The self-supporting structure allows the integration of individual elements that can rotate freely on themselves, opening and closing as required. The module, in addition to ensuring acoustic comfort, is suitable for rhythming and furnishing workplaces, open spaces, hotel lounges, but also private homes.
The Patch collection of sound-absorbing partition panels is enriched by an innovative and particular declination: the wooden one. The panels are now available in multilayer beechwood, with an oak or walnut finish.
Panels are available with acoustic fabrics and also as wooden panels. Please see the datasheet for the standard options.
The standard finishings for the steel bases are the RAL shown above. Customized RAL/PANTONE colors or chromed steel finishings are available upon request.
Defne Koz established her design studio in Milan creating bestseller products for Alessi, Fontana Arte, Foscarini, and Leucos and pioneered the design in Turkey working for VitrA, Alparda, Megaron, and Gaia&Gino. Today she is one of the most world-renowned Turkish designers.
Marco Susani is a design visionary who extended the culture of Italian design to new fields like Interaction Design and Strategic Design. He started his career with Italian design guru Ettore Sottsass and worked in Milan at Olivetti, Sottsass Associati, and Domus Academy. He then moved to the US to create the Motorola Advanced Concept Group and later was Motorola’s Global Vice President of Digital Design.

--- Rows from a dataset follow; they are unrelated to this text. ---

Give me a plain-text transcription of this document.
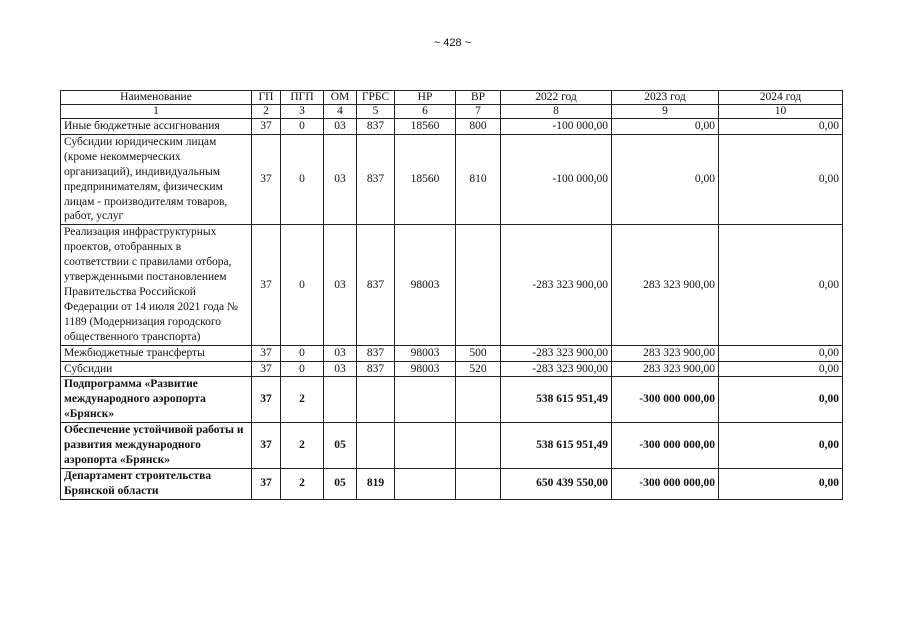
~ 428 ~
Наименование	ГП	ПГП	ОМ	ГРБС	НР	ВР	2022 год	2023 год	2024 год
1	2	3	4	5	6	7	8	9	10
Иные бюджетные ассигнования	37	0	03	837	18560	800	-100 000,00	0,00	0,00
Субсидии юридическим лицам (кроме некоммерческих организаций), индивидуальным предпринимателям, физическим лицам - производителям товаров, работ, услуг	37	0	03	837	18560	810	-100 000,00	0,00	0,00
Реализация инфраструктурных проектов, отобранных в соответствии с правилами отбора, утвержденными постановлением Правительства Российской Федерации от 14 июля 2021 года № 1189 (Модернизация городского общественного транспорта)	37	0	03	837	98003		-283 323 900,00	283 323 900,00	0,00
Межбюджетные трансферты	37	0	03	837	98003	500	-283 323 900,00	283 323 900,00	0,00
Субсидии	37	0	03	837	98003	520	-283 323 900,00	283 323 900,00	0,00
Подпрограмма «Развитие международного аэропорта «Брянск»	37	2					538 615 951,49	-300 000 000,00	0,00
Обеспечение устойчивой работы и развития международного аэропорта «Брянск»	37	2	05				538 615 951,49	-300 000 000,00	0,00
Департамент строительства Брянской области	37	2	05	819			650 439 550,00	-300 000 000,00	0,00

Koz and Susani use their design vision as an innovation strategy to explore and define new product and service spaces, often as an embodiment of a corporate vision and a brand. Their studio offering spans from product design to interiors to interaction design, from crafts to hi-tech products, always focusing on high-quality design that embraces vision and innovation while preserving human, and emotional qualities.
Based in the US, they are global and work for international clients while remaining deeply rooted in their Italian and Turkish design culture.
Perhaps this is why a name has never been more appropriate, because it is the project of a family that means business and that, when it deals with issues relating to growth and trust in the new generations, probably does not even talk about it, but simply takes direct action. TRUE is a joint project: the project of a family that has become a company. Founded in 1983 under the name TMA, an interesting geographical acronym of three towns – Treviso, Monselice, and Asiago – particularly active in the furniture industry and, specifically, in the office furniture industry. The founders’ Donatella Brunello and Giuseppe Maniero business and technical experience resulted in a company with international prospects, in which seating for offices, as well as theaters and cinemas, were its only business.
The increasingly high capacities achieved in the upholstered furniture sector and the downturn in the auditorium seating sector led the family to evaluate a new path: the creation of a company that carries forward the expertise acquired over the years, combined with the agility and freshness of a family business which since 2009 also includes the second generation of entrepreneurs, that is young Alessandro, Lorenzo, and Francesco Maniero. By virtue of necessity in that same year, TRUE was founded, an Italian company that creates high-quality furnishings and accessories, able to respond to the changing needs of the market in an innovative and lasting manner, providing a service that can always effectively satisfy customer needs with industrial products which can be customized upon request. The spirit of the brand is contained in a single concise and precise adjective that reflects the values on which its collection is based, characterized by authenticity, practicality, and concreteness.
These same adjectives fit perfectly with the coherent and visionary, but also pragmatic, work of the architect Aldo Parisotto, who has been in charge of creative direction since 2014. Parisotto, an internationally renowned architect, co-founder and owner of Parisotto+Formenton Architetti, immediately joined the TRUE family. At the beginning of the new millennium, workplaces ceased to be places of mere production and became increasingly welcoming and comfortable spaces, where one could stay longer in contexts characterized by the need for emotion even more so than the function of the space itself. Enhancing this aspect by freeing space from the rigid dogmas of the architecture of the past was one of the first challenges that the Art Director faced with regard to the TRUE collections.